Including the fund in his 2016-17 budget, Finance Minister Mike de Jong said most people would agree with “the notion that we would take a modest amount of money out of our chequing account and put it in our savings account.”
The finance ministry expects a surplus of $377 million at the end of the current fiscal year and $264 million in the fiscal year that begins April 1.
The prosperity fund is restricted to a minimum 50 per cent to pay down debt, 25 per cent saved to earn interest and the rest available to spend on health care, transportation and other government functions.
Disability benefits up $77 for some
Income assistance payments for people with disabilities are to increase up to $77 per month effective Sept. 1, but transit passes will no longer be covered.

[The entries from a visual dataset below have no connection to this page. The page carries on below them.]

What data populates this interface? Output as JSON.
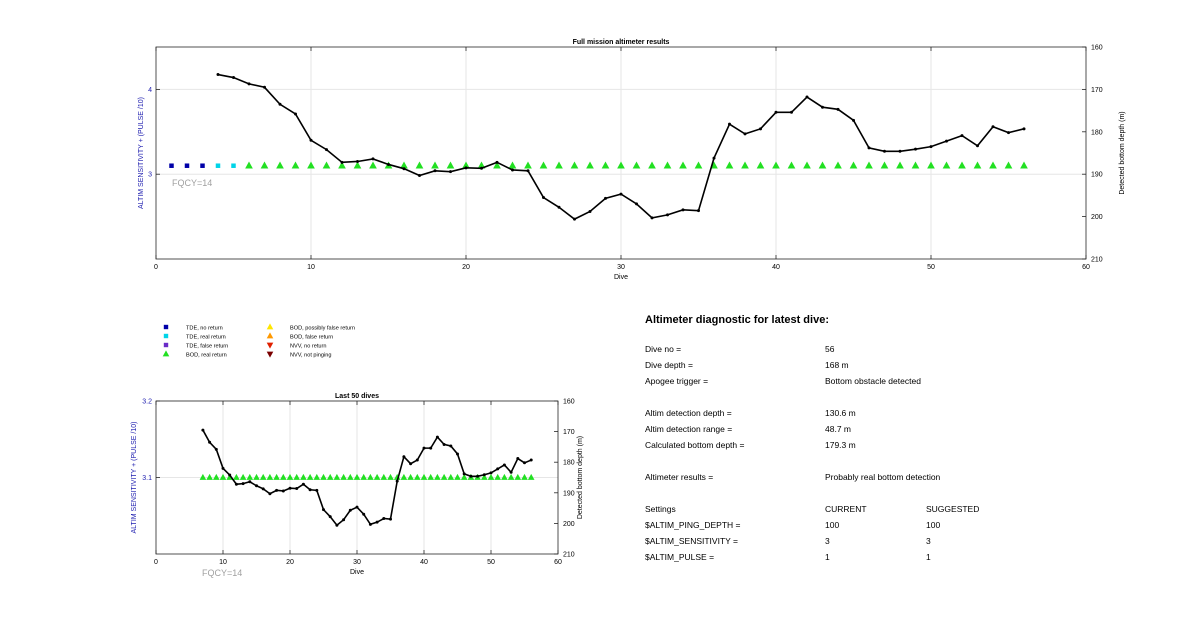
{
  "colors": {
    "tde_no_return": "#0000a8",
    "tde_real_return": "#00d4e8",
    "tde_false_return": "#6a2cc8",
    "bod_real_return": "#22e022",
    "bod_possibly_false": "#ffe600",
    "bod_false_return": "#ff9900",
    "nvv_no_return": "#e02000",
    "nvv_not_pinging": "#7a0000",
    "depth_line": "#000000",
    "left_axis_label": "#2020b0"
  },
  "legend": {
    "items": [
      {
        "label": "TDE, no return",
        "marker": "square",
        "color": "#0000a8"
      },
      {
        "label": "TDE, real return",
        "marker": "square",
        "color": "#00d4e8"
      },
      {
        "label": "TDE, false return",
        "marker": "square",
        "color": "#6a2cc8"
      },
      {
        "label": "BOD, real return",
        "marker": "triangle-up",
        "color": "#22e022"
      },
      {
        "label": "BOD, possibly false return",
        "marker": "triangle-up",
        "color": "#ffe600"
      },
      {
        "label": "BOD, false return",
        "marker": "triangle-up",
        "color": "#ff9900"
      },
      {
        "label": "NVV, no return",
        "marker": "triangle-down",
        "color": "#e02000"
      },
      {
        "label": "NVV, not pinging",
        "marker": "triangle-down",
        "color": "#7a0000"
      }
    ]
  },
  "chart_data": [
    {
      "type": "scatter",
      "title": "Full mission altimeter results",
      "xlabel": "Dive",
      "ylabel_left": "ALTIM SENSITIVITY + (PULSE /10)",
      "ylabel_right": "Detected bottom depth (m)",
      "xlim": [
        0,
        60
      ],
      "ylim_left": [
        2,
        4.5
      ],
      "ylim_right": [
        210,
        160
      ],
      "x_ticks": [
        0,
        10,
        20,
        30,
        40,
        50,
        60
      ],
      "y_ticks_left": [
        3,
        4
      ],
      "y_ticks_right": [
        160,
        170,
        180,
        190,
        200,
        210
      ],
      "annotation": "FQCY=14",
      "grid": true,
      "settings_series": [
        {
          "name": "TDE, no return",
          "x": [
            1,
            2,
            3
          ],
          "y": [
            3.1,
            3.1,
            3.1
          ]
        },
        {
          "name": "TDE, real return",
          "x": [
            4,
            5
          ],
          "y": [
            3.1,
            3.1
          ]
        },
        {
          "name": "BOD, real return",
          "x": [
            6,
            7,
            8,
            9,
            10,
            11,
            12,
            13,
            14,
            15,
            16,
            17,
            18,
            19,
            20,
            21,
            22,
            23,
            24,
            25,
            26,
            27,
            28,
            29,
            30,
            31,
            32,
            33,
            34,
            35,
            36,
            37,
            38,
            39,
            40,
            41,
            42,
            43,
            44,
            45,
            46,
            47,
            48,
            49,
            50,
            51,
            52,
            53,
            54,
            55,
            56
          ],
          "y": [
            3.1,
            3.1,
            3.1,
            3.1,
            3.1,
            3.1,
            3.1,
            3.1,
            3.1,
            3.1,
            3.1,
            3.1,
            3.1,
            3.1,
            3.1,
            3.1,
            3.1,
            3.1,
            3.1,
            3.1,
            3.1,
            3.1,
            3.1,
            3.1,
            3.1,
            3.1,
            3.1,
            3.1,
            3.1,
            3.1,
            3.1,
            3.1,
            3.1,
            3.1,
            3.1,
            3.1,
            3.1,
            3.1,
            3.1,
            3.1,
            3.1,
            3.1,
            3.1,
            3.1,
            3.1,
            3.1,
            3.1,
            3.1,
            3.1,
            3.1,
            3.1
          ]
        }
      ],
      "bottom_depth": {
        "x": [
          4,
          5,
          6,
          7,
          8,
          9,
          10,
          11,
          12,
          13,
          14,
          15,
          16,
          17,
          18,
          19,
          20,
          21,
          22,
          23,
          24,
          25,
          26,
          27,
          28,
          29,
          30,
          31,
          32,
          33,
          34,
          35,
          36,
          37,
          38,
          39,
          40,
          41,
          42,
          43,
          44,
          45,
          46,
          47,
          48,
          49,
          50,
          51,
          52,
          53,
          54,
          55,
          56
        ],
        "y": [
          166.5,
          167.2,
          168.7,
          169.5,
          173.5,
          175.8,
          182,
          184.2,
          187.2,
          187,
          186.4,
          187.7,
          188.7,
          190.3,
          189.2,
          189.4,
          188.5,
          188.6,
          187.2,
          189,
          189.2,
          195.5,
          197.8,
          200.6,
          198.8,
          195.7,
          194.7,
          197,
          200.3,
          199.6,
          198.4,
          198.6,
          186.2,
          178.2,
          180.5,
          179.3,
          175.4,
          175.4,
          171.8,
          174.2,
          174.7,
          177.3,
          183.8,
          184.6,
          184.6,
          184.1,
          183.5,
          182.2,
          180.9,
          183.3,
          178.8,
          180.2,
          179.3
        ]
      }
    },
    {
      "type": "scatter",
      "title": "Last 50 dives",
      "xlabel": "Dive",
      "ylabel_left": "ALTIM SENSITIVITY + (PULSE /10)",
      "ylabel_right": "Detected bottom depth (m)",
      "xlim": [
        0,
        60
      ],
      "ylim_left": [
        3.0,
        3.2
      ],
      "ylim_right": [
        210,
        160
      ],
      "x_ticks": [
        0,
        10,
        20,
        30,
        40,
        50,
        60
      ],
      "y_ticks_left": [
        3.1,
        3.2
      ],
      "y_ticks_right": [
        160,
        170,
        180,
        190,
        200,
        210
      ],
      "annotation": "FQCY=14",
      "grid": true,
      "settings_series": [
        {
          "name": "BOD, real return",
          "x": [
            7,
            8,
            9,
            10,
            11,
            12,
            13,
            14,
            15,
            16,
            17,
            18,
            19,
            20,
            21,
            22,
            23,
            24,
            25,
            26,
            27,
            28,
            29,
            30,
            31,
            32,
            33,
            34,
            35,
            36,
            37,
            38,
            39,
            40,
            41,
            42,
            43,
            44,
            45,
            46,
            47,
            48,
            49,
            50,
            51,
            52,
            53,
            54,
            55,
            56
          ],
          "y": [
            3.1,
            3.1,
            3.1,
            3.1,
            3.1,
            3.1,
            3.1,
            3.1,
            3.1,
            3.1,
            3.1,
            3.1,
            3.1,
            3.1,
            3.1,
            3.1,
            3.1,
            3.1,
            3.1,
            3.1,
            3.1,
            3.1,
            3.1,
            3.1,
            3.1,
            3.1,
            3.1,
            3.1,
            3.1,
            3.1,
            3.1,
            3.1,
            3.1,
            3.1,
            3.1,
            3.1,
            3.1,
            3.1,
            3.1,
            3.1,
            3.1,
            3.1,
            3.1,
            3.1,
            3.1,
            3.1,
            3.1,
            3.1,
            3.1,
            3.1
          ]
        }
      ],
      "bottom_depth": {
        "x": [
          7,
          8,
          9,
          10,
          11,
          12,
          13,
          14,
          15,
          16,
          17,
          18,
          19,
          20,
          21,
          22,
          23,
          24,
          25,
          26,
          27,
          28,
          29,
          30,
          31,
          32,
          33,
          34,
          35,
          36,
          37,
          38,
          39,
          40,
          41,
          42,
          43,
          44,
          45,
          46,
          47,
          48,
          49,
          50,
          51,
          52,
          53,
          54,
          55,
          56
        ],
        "y": [
          169.5,
          173.5,
          175.8,
          182,
          184.2,
          187.2,
          187,
          186.4,
          187.7,
          188.7,
          190.3,
          189.2,
          189.4,
          188.5,
          188.6,
          187.2,
          189,
          189.2,
          195.5,
          197.8,
          200.6,
          198.8,
          195.7,
          194.7,
          197,
          200.3,
          199.6,
          198.4,
          198.6,
          186.2,
          178.2,
          180.5,
          179.3,
          175.4,
          175.4,
          171.8,
          174.2,
          174.7,
          177.3,
          183.8,
          184.6,
          184.6,
          184.1,
          183.5,
          182.2,
          180.9,
          183.3,
          178.8,
          180.2,
          179.3
        ]
      }
    }
  ],
  "diagnostic": {
    "title": "Altimeter diagnostic for latest dive:",
    "dive_block": [
      {
        "label": "Dive no =",
        "value": "56"
      },
      {
        "label": "Dive depth =",
        "value": "168 m"
      },
      {
        "label": "Apogee trigger =",
        "value": "Bottom obstacle detected"
      }
    ],
    "detection_block": [
      {
        "label": "Altim detection depth =",
        "value": "130.6 m"
      },
      {
        "label": "Altim detection range =",
        "value": "48.7 m"
      },
      {
        "label": "Calculated bottom depth =",
        "value": "179.3 m"
      }
    ],
    "results": {
      "label": "Altimeter results =",
      "value": "Probably real bottom detection"
    },
    "settings_header": {
      "label": "Settings",
      "current": "CURRENT",
      "suggested": "SUGGESTED"
    },
    "settings": [
      {
        "label": "$ALTIM_PING_DEPTH =",
        "current": "100",
        "suggested": "100"
      },
      {
        "label": "$ALTIM_SENSITIVITY =",
        "current": "3",
        "suggested": "3"
      },
      {
        "label": "$ALTIM_PULSE =",
        "current": "1",
        "suggested": "1"
      }
    ]
  }
}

Bus passes have only been provided for some regions of the province, an unfair situation for those who can’t take advantage of transit, said Finance Minister Mike de Jong. The increase will be across the board and recipients can choose for themselves if they use it for transit or other needs.
The B.C. Liberal government has resisted calls for an increase in the general social assistance rate, but has ended the clawback of child support payments to single parents.
Since 2012 the government has moved to encourage income assistance recipients to work, allowing earnings up to $200 a month without losing benefits for those who file tax returns.
People on disability assistance can retain up to $800 a month, up from $500 in 2012.